Extremely Fast atan2

cool, thanks for the benchmark, theres also an implementation for fast sin/cos found here which you might also want to try.

Very important
My benchmarks were flawed and the JIT was doing magic, I updated with more realistic versions. The JIT precomputed and cached the results because the parameter wasn’t changing. The corrected benchmarks references a public variable instead, preventing the JIT from being able to cache the result.
Riven’s is the fastest, kappa is the runner up.

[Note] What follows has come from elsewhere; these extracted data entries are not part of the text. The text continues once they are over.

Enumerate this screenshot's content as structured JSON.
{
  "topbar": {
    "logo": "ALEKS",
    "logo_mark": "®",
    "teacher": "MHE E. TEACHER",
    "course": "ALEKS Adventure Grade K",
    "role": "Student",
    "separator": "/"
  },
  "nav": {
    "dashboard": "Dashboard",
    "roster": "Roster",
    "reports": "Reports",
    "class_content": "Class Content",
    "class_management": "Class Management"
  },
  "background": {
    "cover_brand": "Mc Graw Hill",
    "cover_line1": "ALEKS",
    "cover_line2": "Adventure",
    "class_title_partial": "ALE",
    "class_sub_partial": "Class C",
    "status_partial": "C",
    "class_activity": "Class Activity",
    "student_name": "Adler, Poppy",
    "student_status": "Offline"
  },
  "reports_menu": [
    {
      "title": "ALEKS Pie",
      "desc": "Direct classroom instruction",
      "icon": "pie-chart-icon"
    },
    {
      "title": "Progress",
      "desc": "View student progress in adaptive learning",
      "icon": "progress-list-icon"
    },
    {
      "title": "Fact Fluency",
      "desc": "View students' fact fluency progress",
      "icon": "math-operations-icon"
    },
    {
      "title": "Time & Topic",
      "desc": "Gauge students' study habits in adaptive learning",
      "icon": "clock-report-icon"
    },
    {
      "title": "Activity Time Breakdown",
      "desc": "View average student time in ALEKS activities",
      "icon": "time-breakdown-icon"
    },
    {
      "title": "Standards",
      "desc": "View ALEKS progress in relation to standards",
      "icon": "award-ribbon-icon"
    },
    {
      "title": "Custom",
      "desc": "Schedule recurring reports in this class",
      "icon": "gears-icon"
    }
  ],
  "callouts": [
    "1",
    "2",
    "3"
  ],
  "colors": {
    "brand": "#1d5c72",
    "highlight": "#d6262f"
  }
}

These are great optimisations.

Ordering points around the players’ position in an anti-clockwise direction is an interesting use-case. I made heavy use of atan2 for ordering points in path finding and line of sight algorithms.
But then I heard about an algorithm that can be used to compare points’ relative angles much more quickly called relativeCCW which avoids using trigonometry. It’s in the JDK’s java.awt.Line2D source:
http://grepcode.com/file/repository.grepcode.com/java/root/jdk/openjdk/6-b14/java/awt/geom/Line2D.java#Line2D.relativeCCW(double%2Cdouble%2Cdouble%2Cdouble%2Cdouble%2Cdouble)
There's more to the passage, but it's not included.